Volunteering on an AIAG committee or work group gives your company a seat at the table and an influential voice in the discussion. The support of thousands of members and industry volunteers working together in a cooperative environment makes it possible for AIAG to create the guidelines and tools that result in streamlined processes and solutions to our industry’s pain points and challenges. But finding time is harder than ever. So why do people make the extra effort required to do it?
Gina Weber has taken on many tasks and many hats on her way to becoming a risk compliance specialist at Honda Trading America Corporation. After spending 11 years as a stay-at-home mom to four kids, she went on to earn multiple college degrees, and now, almost a decade later, she is still hungry to learn and grow.
When Marisyl Guevarra, project manager for conflict minerals for Lear Corporation’s Global EHS Department, graduated from the University of Southeastern Philippines, she knew education would be important to the rest of her life. Straight out of college, she began teaching, but quickly realized she wanted to expand and hone her experience, skills, and knowledge in the industrial arena.
As our interview series continues, Weber and Guevarra share their perspectives on why busy people find fulfillment and benefit in volunteering.
AIAG: What are your current role and responsibilities?
Weber: I am a risk compliance specialist at HTA handling all of the chemical compliance activities — substance of concern, conflict minerals, etc. — for the Honda Trading Americas Region: America, Argentina, Brazil, Canada, and Mexico. I work with our suppliers, our customers — often the Tier 1s — and other Honda Trading offices around the globe.
Guevarra: Currently, I am a project manager for Conflict Minerals under our Global Environmental Health, Safety, and Sustainability group. My main responsibility is to support and ensure that our Conflict-Free Sourcing Policy and Due Diligence process is established, implemented, and sustained in the company and across the supply chain.
AIAG: How did your work evolve into your involvement with AIAG’s corporate responsibility team?
Weber: Elly Bradford, my first manager at Honda, strongly encouraged me to join AIAG and the CR team. She felt it would be a great opportunity for me to get more involved in the area as well as a way to learn more about what is going on in the CR space in our industry.
Guevarra: Barbara Boroughf, the former vice president for Global EHS Management of Lear Corporation, assigned me to actively collaborate with the industry groups by joining the AIAG Conflict Minerals Work Group. She has encouraged me to join in external forums and discussions with industry experts, participate in brainstorming and meetings among industry peers, initially as part of my training, and to continually get in tune with current customer or legal requirements in terms of conflict minerals, going forward.
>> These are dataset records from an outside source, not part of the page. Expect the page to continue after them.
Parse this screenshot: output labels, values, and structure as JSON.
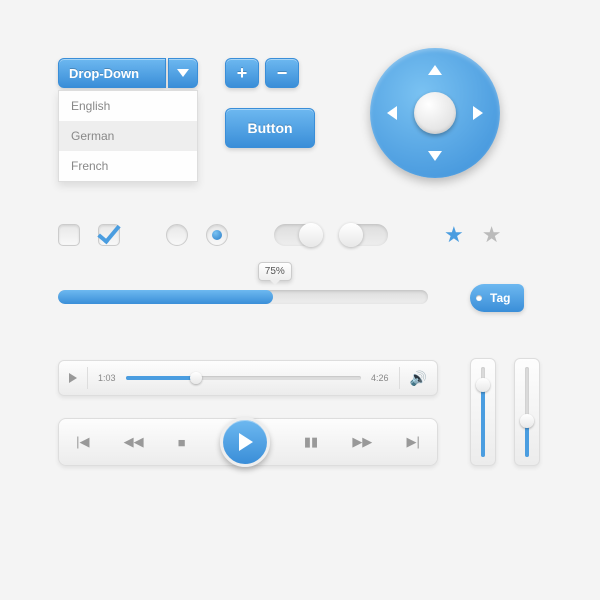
{
  "dropdown": {
    "label": "Drop-Down",
    "options": [
      "English",
      "German",
      "French"
    ],
    "hover_index": 1
  },
  "plusminus": {
    "plus": "+",
    "minus": "−"
  },
  "button": {
    "label": "Button"
  },
  "progress": {
    "percent_label": "75%",
    "value": 58
  },
  "tag": {
    "label": "Tag"
  },
  "player": {
    "current_time": "1:03",
    "total_time": "4:26",
    "position_pct": 30
  },
  "vsliders": [
    {
      "value_pct": 75
    },
    {
      "value_pct": 35
    }
  ],
  "stars": {
    "filled": true,
    "empty": false
  },
  "checkboxes": [
    false,
    true
  ],
  "radios": [
    false,
    true
  ],
  "switches": [
    "on",
    "off"
  ],
  "colors": {
    "accent": "#4a9de0"
  }
}
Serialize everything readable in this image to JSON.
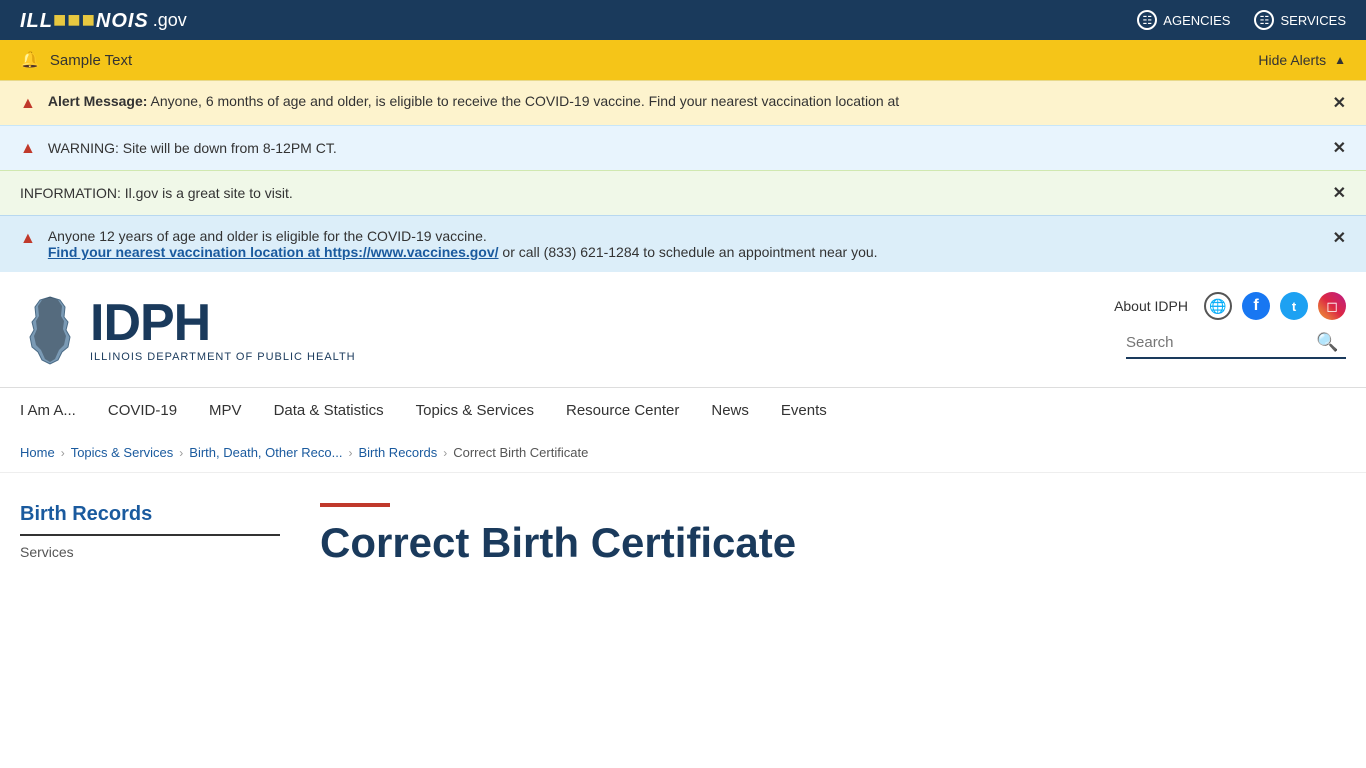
{
  "topbar": {
    "logo_ill": "ILL",
    "logo_dots": "···",
    "logo_nois": "NOIS",
    "logo_gov": ".gov",
    "agencies_label": "AGENCIES",
    "services_label": "SERVICES"
  },
  "alerts": {
    "hide_label": "Hide Alerts",
    "sample_text": "Sample Text",
    "alert1": {
      "label": "Alert Message:",
      "text": " Anyone, 6 months of age and older, is eligible to receive the COVID-19 vaccine. Find your nearest vaccination location at"
    },
    "alert2": {
      "text": "WARNING: Site will be down from 8-12PM CT."
    },
    "alert3": {
      "text": "INFORMATION: Il.gov is a great site to visit."
    },
    "alert4": {
      "text": "Anyone 12 years of age and older is eligible for the COVID-19 vaccine.",
      "link_text": "Find your nearest vaccination location at https://www.vaccines.gov/",
      "link_suffix": " or call (833) 621-1284 to schedule an appointment near you."
    }
  },
  "header": {
    "idph_text": "IDPH",
    "subtitle": "Illinois Department of Public Health",
    "about_label": "About IDPH",
    "search_placeholder": "Search"
  },
  "nav": {
    "items": [
      {
        "label": "I Am A..."
      },
      {
        "label": "COVID-19"
      },
      {
        "label": "MPV"
      },
      {
        "label": "Data & Statistics"
      },
      {
        "label": "Topics & Services"
      },
      {
        "label": "Resource Center"
      },
      {
        "label": "News"
      },
      {
        "label": "Events"
      }
    ]
  },
  "breadcrumb": {
    "items": [
      {
        "label": "Home",
        "link": true
      },
      {
        "label": "Topics & Services",
        "link": true
      },
      {
        "label": "Birth, Death, Other Reco...",
        "link": true
      },
      {
        "label": "Birth Records",
        "link": true
      },
      {
        "label": "Correct Birth Certificate",
        "link": false
      }
    ]
  },
  "sidebar": {
    "title": "Birth Records",
    "sub_label": "Services"
  },
  "content": {
    "red_bar": true,
    "page_title": "Correct Birth Certificate"
  },
  "social": {
    "globe_icon": "🌐",
    "facebook_icon": "f",
    "twitter_icon": "t",
    "instagram_icon": "◻"
  }
}
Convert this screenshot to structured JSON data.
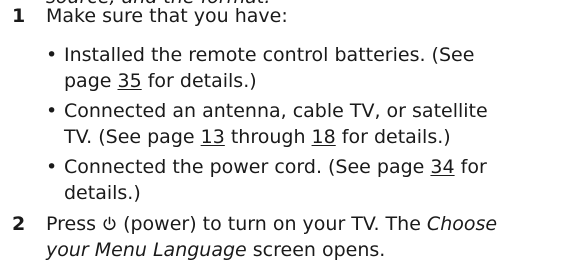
{
  "header_fragment": "source, and the format.",
  "steps": [
    {
      "number": "1",
      "text": "Make sure that you have:",
      "bullets": [
        {
          "lines": [
            {
              "before": "Installed the remote control batteries. (See"
            },
            {
              "before": "page ",
              "link": "35",
              "after": " for details.)"
            }
          ]
        },
        {
          "lines": [
            {
              "before": "Connected an antenna, cable TV, or satellite"
            },
            {
              "before": "TV. (See page ",
              "link": "13",
              "middle": " through ",
              "link2": "18",
              "after": " for details.)"
            }
          ]
        },
        {
          "lines": [
            {
              "before": "Connected the power cord. (See page ",
              "link": "34",
              "after": " for"
            },
            {
              "before": "details.)"
            }
          ]
        }
      ]
    },
    {
      "number": "2",
      "line1_before": "Press ",
      "icon": "power-icon",
      "line1_mid": " (power) to turn on your TV. The ",
      "line1_italic": "Choose",
      "line2_italic": "your Menu Language",
      "line2_after": " screen opens."
    }
  ],
  "bullet_glyph": "•"
}
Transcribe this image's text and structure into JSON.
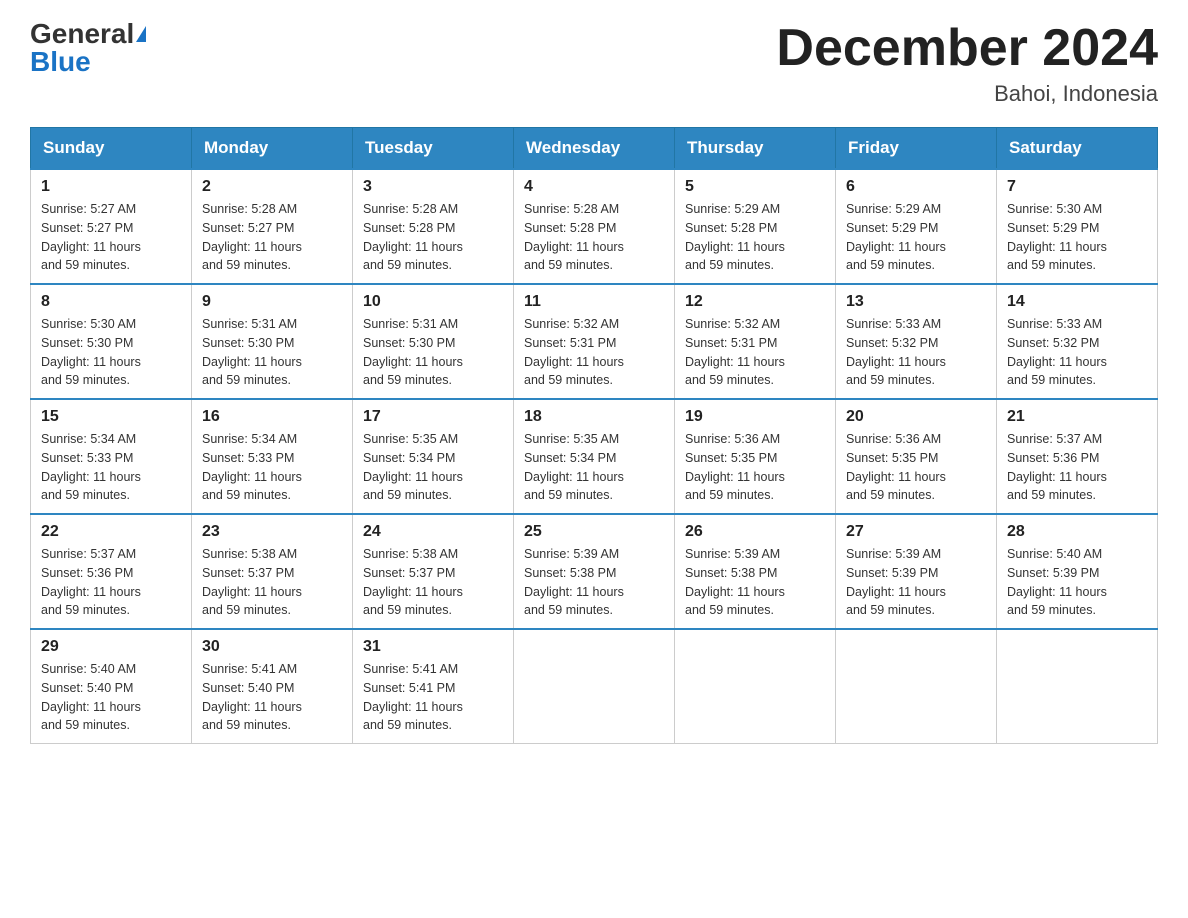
{
  "header": {
    "logo_general": "General",
    "logo_blue": "Blue",
    "month_title": "December 2024",
    "location": "Bahoi, Indonesia"
  },
  "weekdays": [
    "Sunday",
    "Monday",
    "Tuesday",
    "Wednesday",
    "Thursday",
    "Friday",
    "Saturday"
  ],
  "weeks": [
    [
      {
        "day": "1",
        "sunrise": "5:27 AM",
        "sunset": "5:27 PM",
        "daylight": "11 hours and 59 minutes."
      },
      {
        "day": "2",
        "sunrise": "5:28 AM",
        "sunset": "5:27 PM",
        "daylight": "11 hours and 59 minutes."
      },
      {
        "day": "3",
        "sunrise": "5:28 AM",
        "sunset": "5:28 PM",
        "daylight": "11 hours and 59 minutes."
      },
      {
        "day": "4",
        "sunrise": "5:28 AM",
        "sunset": "5:28 PM",
        "daylight": "11 hours and 59 minutes."
      },
      {
        "day": "5",
        "sunrise": "5:29 AM",
        "sunset": "5:28 PM",
        "daylight": "11 hours and 59 minutes."
      },
      {
        "day": "6",
        "sunrise": "5:29 AM",
        "sunset": "5:29 PM",
        "daylight": "11 hours and 59 minutes."
      },
      {
        "day": "7",
        "sunrise": "5:30 AM",
        "sunset": "5:29 PM",
        "daylight": "11 hours and 59 minutes."
      }
    ],
    [
      {
        "day": "8",
        "sunrise": "5:30 AM",
        "sunset": "5:30 PM",
        "daylight": "11 hours and 59 minutes."
      },
      {
        "day": "9",
        "sunrise": "5:31 AM",
        "sunset": "5:30 PM",
        "daylight": "11 hours and 59 minutes."
      },
      {
        "day": "10",
        "sunrise": "5:31 AM",
        "sunset": "5:30 PM",
        "daylight": "11 hours and 59 minutes."
      },
      {
        "day": "11",
        "sunrise": "5:32 AM",
        "sunset": "5:31 PM",
        "daylight": "11 hours and 59 minutes."
      },
      {
        "day": "12",
        "sunrise": "5:32 AM",
        "sunset": "5:31 PM",
        "daylight": "11 hours and 59 minutes."
      },
      {
        "day": "13",
        "sunrise": "5:33 AM",
        "sunset": "5:32 PM",
        "daylight": "11 hours and 59 minutes."
      },
      {
        "day": "14",
        "sunrise": "5:33 AM",
        "sunset": "5:32 PM",
        "daylight": "11 hours and 59 minutes."
      }
    ],
    [
      {
        "day": "15",
        "sunrise": "5:34 AM",
        "sunset": "5:33 PM",
        "daylight": "11 hours and 59 minutes."
      },
      {
        "day": "16",
        "sunrise": "5:34 AM",
        "sunset": "5:33 PM",
        "daylight": "11 hours and 59 minutes."
      },
      {
        "day": "17",
        "sunrise": "5:35 AM",
        "sunset": "5:34 PM",
        "daylight": "11 hours and 59 minutes."
      },
      {
        "day": "18",
        "sunrise": "5:35 AM",
        "sunset": "5:34 PM",
        "daylight": "11 hours and 59 minutes."
      },
      {
        "day": "19",
        "sunrise": "5:36 AM",
        "sunset": "5:35 PM",
        "daylight": "11 hours and 59 minutes."
      },
      {
        "day": "20",
        "sunrise": "5:36 AM",
        "sunset": "5:35 PM",
        "daylight": "11 hours and 59 minutes."
      },
      {
        "day": "21",
        "sunrise": "5:37 AM",
        "sunset": "5:36 PM",
        "daylight": "11 hours and 59 minutes."
      }
    ],
    [
      {
        "day": "22",
        "sunrise": "5:37 AM",
        "sunset": "5:36 PM",
        "daylight": "11 hours and 59 minutes."
      },
      {
        "day": "23",
        "sunrise": "5:38 AM",
        "sunset": "5:37 PM",
        "daylight": "11 hours and 59 minutes."
      },
      {
        "day": "24",
        "sunrise": "5:38 AM",
        "sunset": "5:37 PM",
        "daylight": "11 hours and 59 minutes."
      },
      {
        "day": "25",
        "sunrise": "5:39 AM",
        "sunset": "5:38 PM",
        "daylight": "11 hours and 59 minutes."
      },
      {
        "day": "26",
        "sunrise": "5:39 AM",
        "sunset": "5:38 PM",
        "daylight": "11 hours and 59 minutes."
      },
      {
        "day": "27",
        "sunrise": "5:39 AM",
        "sunset": "5:39 PM",
        "daylight": "11 hours and 59 minutes."
      },
      {
        "day": "28",
        "sunrise": "5:40 AM",
        "sunset": "5:39 PM",
        "daylight": "11 hours and 59 minutes."
      }
    ],
    [
      {
        "day": "29",
        "sunrise": "5:40 AM",
        "sunset": "5:40 PM",
        "daylight": "11 hours and 59 minutes."
      },
      {
        "day": "30",
        "sunrise": "5:41 AM",
        "sunset": "5:40 PM",
        "daylight": "11 hours and 59 minutes."
      },
      {
        "day": "31",
        "sunrise": "5:41 AM",
        "sunset": "5:41 PM",
        "daylight": "11 hours and 59 minutes."
      },
      null,
      null,
      null,
      null
    ]
  ],
  "labels": {
    "sunrise": "Sunrise:",
    "sunset": "Sunset:",
    "daylight": "Daylight:"
  }
}
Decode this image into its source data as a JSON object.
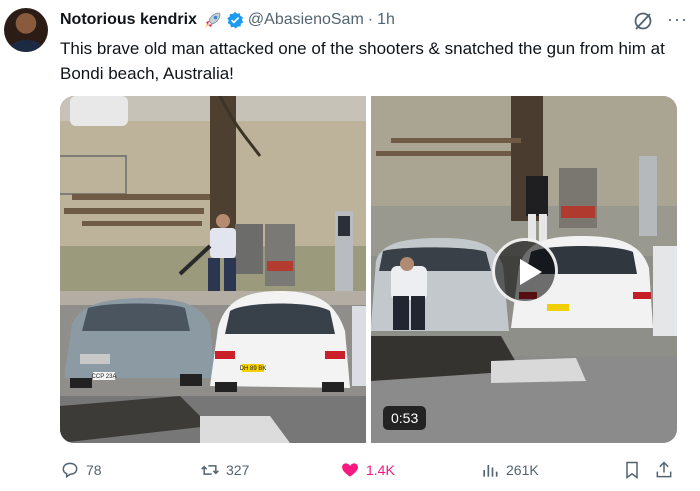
{
  "author": {
    "name": "Notorious kendrix",
    "handle": "@AbasienoSam",
    "separator": "·",
    "time": "1h",
    "icons": [
      "rocket-emoji-icon",
      "verified-badge-icon"
    ]
  },
  "tweet": {
    "text": "This brave old man attacked one of the shooters & snatched the gun from him at Bondi beach, Australia!"
  },
  "media": {
    "video_duration": "0:53",
    "plate_left_car_1": "CCP 23A",
    "plate_left_car_2": "DH 89 BK"
  },
  "header_icons": [
    "grok-icon",
    "more-icon"
  ],
  "actions": {
    "replies": "78",
    "reposts": "327",
    "likes": "1.4K",
    "views": "261K"
  },
  "colors": {
    "text": "#0f1419",
    "secondary": "#536471",
    "like": "#f91880",
    "verified": "#1d9bf0"
  }
}
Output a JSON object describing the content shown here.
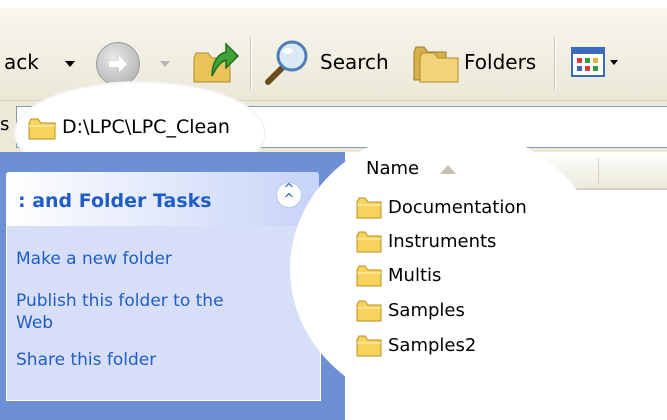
{
  "toolbar": {
    "back_label": "ack",
    "search_label": "Search",
    "folders_label": "Folders"
  },
  "address": {
    "label": "s",
    "path": "D:\\LPC\\LPC_Clean"
  },
  "task_pane": {
    "title": ": and Folder Tasks",
    "links": [
      "Make a new folder",
      "Publish this folder to the Web",
      "Share this folder"
    ]
  },
  "file_list": {
    "column_name": "Name",
    "items": [
      "Documentation",
      "Instruments",
      "Multis",
      "Samples",
      "Samples2"
    ]
  },
  "colors": {
    "task_link": "#215dc6",
    "pane_background": "#6d8fd6",
    "folder_yellow": "#f7d35c"
  },
  "icons": {
    "back_dropdown": "chevron-down-icon",
    "forward": "forward-arrow-icon",
    "up": "folder-up-icon",
    "search": "magnifier-icon",
    "folders": "folders-icon",
    "views": "views-grid-icon",
    "folder": "folder-icon",
    "collapse": "collapse-chevron-icon"
  }
}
AIAG: Tell us about someone (mentor, sponsor, friend, hero) who affected your sustainability journey, and how.
Weber: My current manager has been extremely supportive and encouraging in my sustainability journey. I work with other Honda Trading companies to develop processes we can all use that will result in less confusion to suppliers and ultimately allow Honda Trading to better meet the reporting needs of our biggest customer and parent company, Honda Motors. With his support and the support of management at other Honda Trading offices, we can develop and implement processes that can hopefully be leveraged for future reporting needs.
Guevarra: Aside from the former leaders who had great influence over my sustainability journey, my present leader, Jack Nunes, Lear’s vice president for Global EH&S Management, has been working to establish a strategy for sustainability that not only supports customer expectations but supports Lear’s competitiveness in the market. It has paved the way for me to further evaluate our current capabilities and due diligence effort in terms of conflict minerals, strengthen partnership with business units to improve relevant processes within our organization, and ensure that internal resources are optimized in building potential process improvements.
AIAG: What is the best advice you have ever received?
Weber: Failure should not result in quitting. Failure is just the way we learn how not to do something on the path to finding out the right way to accomplish the task.
Guevarra: Regardless of your circumstances, focus on matters that build up your passion to serve for the ultimate good. Passion is an extra fuel that ignites the unique sparks in our hearts and drives us to give our best in whatever we do. If there is a certain amount of gusto in what we do personally or professionally – it paves an inspiring road to pursue.
AIAG: Can you share a recent accomplishment you are especially proud of?
Weber: Being given the opportunity and challenge to present training sessions at both the AIAG 2015 IMDS Summit and 2016 CR Conference was an honor for me. It was a challenge because there is nothing in the world I am more terrified of than public speaking.
Guevarra: Having the chance to work with AIAG's Conflict Minerals Work Group and to collaborate directly with subject matter experts to ensure consistent expectations and tools to be used in the automotive industry process is one great accomplishment for me.